Stating that the isolation imposed on Kurdish People's Leader Öcalan is not independent of the Kurdish problem, lawyer Mesut Beştaş emphasized that the EU and international institutions should step in as soon as possible to end the isolation.
Kurdish People's Leader Abdullah Öcalan, who is being held in Imrali Prison, is under absolute isolation. He has no connection with the outside world. Visitation applications are systematically and arbitrarily rejected or left unanswered.
Bursa Chief Public Prosecutor's Office issued a 6-month lawyer visitation ban on Abdullah Öcalan on September 23, citing the "Road Map" document attached to the his statement of defense sent to the European Court of Human Rights (ECtHR) in 2009.
Lawyer Mesut Beştaş spoke to ANF regarding the isolation.
Saying that the isolation in Imrali has been going on for 22 years, Beştaş said the following; “The Turkish state's isolation policy is linked to the Kurdish issue. This policy of the Turkish state is related to the solution of the Kurdish problem. When we look at the policy of the state, we can better understand its approach to the Kurdish issue. What happens in Imrali is against international law. There are practices specifically imposed on Mr. Öcalan. The ECtHR also observed that Mr. Öcalan was tried unlawfully. Accordingly, he must have been tried again. But unfortunately this did not happen. International parties did not put pressure on Turkey for a retrial. This is because Mr. Öcalan is a political figure. Mr. Öcalan has an important role in Turkey's politics.”

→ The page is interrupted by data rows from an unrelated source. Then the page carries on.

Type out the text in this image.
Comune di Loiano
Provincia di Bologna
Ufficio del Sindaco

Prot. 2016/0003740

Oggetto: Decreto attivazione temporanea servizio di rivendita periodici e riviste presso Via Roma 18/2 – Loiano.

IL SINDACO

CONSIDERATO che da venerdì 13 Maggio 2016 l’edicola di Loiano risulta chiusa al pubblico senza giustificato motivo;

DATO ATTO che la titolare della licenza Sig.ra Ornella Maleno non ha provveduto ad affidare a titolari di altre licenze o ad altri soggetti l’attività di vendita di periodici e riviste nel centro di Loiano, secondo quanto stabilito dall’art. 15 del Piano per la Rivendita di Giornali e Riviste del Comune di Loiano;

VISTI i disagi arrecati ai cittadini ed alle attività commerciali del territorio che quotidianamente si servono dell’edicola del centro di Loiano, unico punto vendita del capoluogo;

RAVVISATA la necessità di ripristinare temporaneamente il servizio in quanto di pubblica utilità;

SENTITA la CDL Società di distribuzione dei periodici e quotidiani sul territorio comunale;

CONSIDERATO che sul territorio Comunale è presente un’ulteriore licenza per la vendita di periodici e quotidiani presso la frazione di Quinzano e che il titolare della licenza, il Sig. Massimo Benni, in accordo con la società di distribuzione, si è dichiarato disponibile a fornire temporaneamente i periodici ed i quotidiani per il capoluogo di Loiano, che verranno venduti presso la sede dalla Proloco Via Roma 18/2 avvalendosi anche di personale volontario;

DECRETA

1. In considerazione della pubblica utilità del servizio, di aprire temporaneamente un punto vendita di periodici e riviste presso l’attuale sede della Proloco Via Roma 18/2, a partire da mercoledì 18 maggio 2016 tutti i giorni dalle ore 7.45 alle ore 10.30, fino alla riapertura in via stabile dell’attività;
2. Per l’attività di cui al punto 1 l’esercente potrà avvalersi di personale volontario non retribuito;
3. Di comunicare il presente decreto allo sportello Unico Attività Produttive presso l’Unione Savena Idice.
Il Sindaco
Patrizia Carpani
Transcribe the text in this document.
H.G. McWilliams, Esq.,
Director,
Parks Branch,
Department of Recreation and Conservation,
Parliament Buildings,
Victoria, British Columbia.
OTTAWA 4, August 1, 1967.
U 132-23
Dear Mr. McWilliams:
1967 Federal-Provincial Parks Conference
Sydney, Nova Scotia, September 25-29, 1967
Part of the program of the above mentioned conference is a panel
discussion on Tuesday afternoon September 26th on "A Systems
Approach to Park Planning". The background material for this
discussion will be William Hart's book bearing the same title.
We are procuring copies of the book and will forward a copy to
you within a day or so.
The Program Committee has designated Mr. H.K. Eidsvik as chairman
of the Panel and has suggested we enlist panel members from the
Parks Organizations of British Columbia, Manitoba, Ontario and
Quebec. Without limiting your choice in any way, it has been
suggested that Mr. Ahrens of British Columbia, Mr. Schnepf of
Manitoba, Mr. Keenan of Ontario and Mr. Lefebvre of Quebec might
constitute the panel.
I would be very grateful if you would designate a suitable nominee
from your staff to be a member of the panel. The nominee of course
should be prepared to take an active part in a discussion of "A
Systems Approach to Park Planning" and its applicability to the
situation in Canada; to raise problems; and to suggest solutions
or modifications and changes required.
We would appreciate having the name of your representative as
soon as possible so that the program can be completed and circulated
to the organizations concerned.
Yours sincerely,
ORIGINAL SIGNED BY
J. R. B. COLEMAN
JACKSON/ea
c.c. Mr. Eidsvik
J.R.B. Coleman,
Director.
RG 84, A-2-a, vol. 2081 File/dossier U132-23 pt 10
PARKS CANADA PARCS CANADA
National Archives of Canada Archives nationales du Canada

INTERNATIONAL INSTITUTIONS DO NOT SHOW SENSITIVITY
Emphasizing that the law no longer accepts isolation in the contemporary world, Beştaş drew attention to the fact that international institutions as well as the ECtHR define isolation, torture and ill-treatment as violations of human rights.
Recalling that the isolation is also regarded in the Committee for the Prevention of Torture (CPT) report as an unacceptable practice, Beştaş noted that the CPT openly admitted the isolation for the first time.
He added that although the CPT reported the isolation, it did not take any steps to end it, and that the report was only shared with the public.
The lawyer underlined that the EU should put pressure on Turkey to end the isolation, concluding that:
“Institutions such as the CPT can make observations and suggestions regarding the isolation. The EU needs to step in to end the isolation. But unfortunately, human rights criteria are not taken into account recently, we cannot say that the EU has not reacted seriously to the isolation. EU member states must warn Turkey based on CPT’s findings relating to the isolation. If warnings are ignored by Turkey sanctions must be enforced against it. However, we see that the EU and international institutions do not show sensitivity required. The reason for this is political and commercial agreements with Turkey.”